2. Les raisons de la croissance urbaine

a. Une forte croissance naturelle

L'urbanisation subsaharienne est donc remarquable par sa rapidité et son taux de croissance. Les Etats-Unis ont cependant connu des taux comparables entre 1830 et 1860 . Mais il s'agissait pour une grande part d'apports migratoires en provenance d'Europe. L’immigration en provenance d'une autre région du monde est très limitée, voire négligeable, en Afrique subsaharienne. La spécificité de son urbanisation vient en fait du niveau élevé de son croît naturel, et plus précisément de la fécondité des femmes.

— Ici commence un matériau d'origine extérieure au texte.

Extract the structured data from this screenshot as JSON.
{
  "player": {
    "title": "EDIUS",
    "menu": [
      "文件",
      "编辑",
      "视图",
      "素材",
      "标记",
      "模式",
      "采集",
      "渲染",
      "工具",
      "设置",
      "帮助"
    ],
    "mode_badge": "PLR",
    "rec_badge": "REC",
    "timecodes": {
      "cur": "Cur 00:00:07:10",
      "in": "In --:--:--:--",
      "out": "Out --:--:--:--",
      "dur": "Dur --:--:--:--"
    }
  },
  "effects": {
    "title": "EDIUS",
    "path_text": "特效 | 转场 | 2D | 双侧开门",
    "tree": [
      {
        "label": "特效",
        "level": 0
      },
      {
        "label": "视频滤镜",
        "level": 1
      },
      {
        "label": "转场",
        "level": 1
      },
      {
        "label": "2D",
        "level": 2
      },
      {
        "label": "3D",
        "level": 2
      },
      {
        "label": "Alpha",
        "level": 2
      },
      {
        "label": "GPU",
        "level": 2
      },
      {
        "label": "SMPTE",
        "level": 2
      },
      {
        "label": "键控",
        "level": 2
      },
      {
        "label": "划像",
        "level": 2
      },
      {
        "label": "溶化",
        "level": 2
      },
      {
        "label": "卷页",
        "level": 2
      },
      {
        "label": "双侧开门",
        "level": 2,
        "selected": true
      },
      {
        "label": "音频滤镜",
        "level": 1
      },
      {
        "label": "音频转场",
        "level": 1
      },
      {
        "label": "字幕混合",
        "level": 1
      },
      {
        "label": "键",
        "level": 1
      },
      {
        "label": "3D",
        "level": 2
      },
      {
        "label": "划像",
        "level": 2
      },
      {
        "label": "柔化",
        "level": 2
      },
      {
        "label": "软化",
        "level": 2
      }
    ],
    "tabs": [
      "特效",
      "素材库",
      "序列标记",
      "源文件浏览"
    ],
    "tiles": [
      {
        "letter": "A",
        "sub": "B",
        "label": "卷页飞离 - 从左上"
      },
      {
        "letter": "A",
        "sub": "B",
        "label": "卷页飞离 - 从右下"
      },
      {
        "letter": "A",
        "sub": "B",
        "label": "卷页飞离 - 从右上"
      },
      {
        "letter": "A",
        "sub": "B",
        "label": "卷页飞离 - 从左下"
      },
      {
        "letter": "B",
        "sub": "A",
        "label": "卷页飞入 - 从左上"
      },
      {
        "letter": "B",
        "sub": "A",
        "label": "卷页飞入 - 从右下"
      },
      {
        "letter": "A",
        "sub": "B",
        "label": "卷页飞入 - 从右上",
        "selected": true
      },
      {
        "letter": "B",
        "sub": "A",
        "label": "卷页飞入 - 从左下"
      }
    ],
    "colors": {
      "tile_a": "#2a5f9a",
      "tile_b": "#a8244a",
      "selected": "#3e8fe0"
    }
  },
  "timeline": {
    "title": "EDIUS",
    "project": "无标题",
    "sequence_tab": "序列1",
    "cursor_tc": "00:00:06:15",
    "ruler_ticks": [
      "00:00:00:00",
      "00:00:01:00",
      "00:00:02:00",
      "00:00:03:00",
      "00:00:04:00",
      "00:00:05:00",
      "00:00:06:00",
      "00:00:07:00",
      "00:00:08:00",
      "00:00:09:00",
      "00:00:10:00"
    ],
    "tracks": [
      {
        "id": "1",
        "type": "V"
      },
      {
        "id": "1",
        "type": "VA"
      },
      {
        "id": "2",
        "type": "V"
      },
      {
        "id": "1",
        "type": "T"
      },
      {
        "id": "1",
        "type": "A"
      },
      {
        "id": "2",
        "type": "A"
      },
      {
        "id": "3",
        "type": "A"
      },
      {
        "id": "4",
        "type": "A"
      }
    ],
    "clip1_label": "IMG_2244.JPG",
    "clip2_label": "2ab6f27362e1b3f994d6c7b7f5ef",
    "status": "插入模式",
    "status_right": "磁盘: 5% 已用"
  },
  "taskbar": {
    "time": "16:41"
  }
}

Pour exprimer l'importance de cette croissance naturelle – différence (en %) entre les naissances et les décès d'une année au sein de la population – M. Arnaud s’appuie sur des données de l'étude WALTPS 8 réalisée en 1994 dans 19 pays d'Afrique occidentale et 8 pays d'Afrique centrale. La population totale des 27 pays est passée de 114,7 millions d'habitants en 1960 à 257 millions en 1990, soit un accroissement démographique moyen de 2,75 % par an. Cette évolution prenant en compte les migrations entre les différents pays, elle est proche de l'accroissement démographique annuel pour la période. Les chiffres pour l'Afrique australe et orientale sont du même ordre. Selon le rapport des Nations Unies , la croissance annuelle 9 de la population en Afrique de l’est entre 1960 et 1990 a régulièrement augmenté, de 2,60 à 3,05 % ; celle de l’Afrique australe a varié entre 2,31 et 2,63 %. Mais cette croissance naturelle a-t-elle été plus forte ou moins forte en milieu urbain qu'en milieu rural ? Si pour M. Arnaud « aucune étude ne permet de dire que, sur cette période, la croissance naturelle en milieu urbain ait été significativement différente de la croissance naturelle d'ensemble », d’autres références annoncent des taux annuels confirmant l'importance du croît naturel dans certaines grandes villes par rapport aux moyennes régionales établies par le rapport des Nations Unies : 3,3 % en moyenne à Yaoundé et à Douala entre les recensements de 1976 et de 1987  ; 3,5 % à Abidjan entre 1960 et 1990 .

La croissance naturelle subsaharienne s’explique d’abord par le maintien des taux de fécondité à des niveaux exceptionnellement élevés. A. Dubresson annonce entre 6 et 7 enfants par femme en moyenne. Si ce niveau est supérieur à d’autres observations, la fécondité africaine n'en demeure pas moins la plus élevée au monde. Ceci s'explique par diverses raisons, avec des analyses parfois contradictoires du phénomène :

Au maintien des taux de fécondité élevés, sont venus se rajouter une baisse importante de la mortalité et un allongement de l'espérance de vie. L'espérance de vie en Afrique subsaharienne a augmenté, certes moins rapidement que celle des autres pays en développement : les Africains ont gagné en moyenne plus de 10 ans de vie entre 1950 et 1990 . La diffusion de la médecine, l'amélioration de l'alimentation par l'importation et la culture de nouveaux produits alimentaires, surtout à destination des populations urbaines, ont été les principaux facteurs de la baisse de la mortalité et de l'allongement de l'espérance de vie.

Notes
8.

West Africa Long Term Perspective Study.

9.

Des moyennes calculées sur des périodes de 5 ans : 1960/65, 1965/70…etc.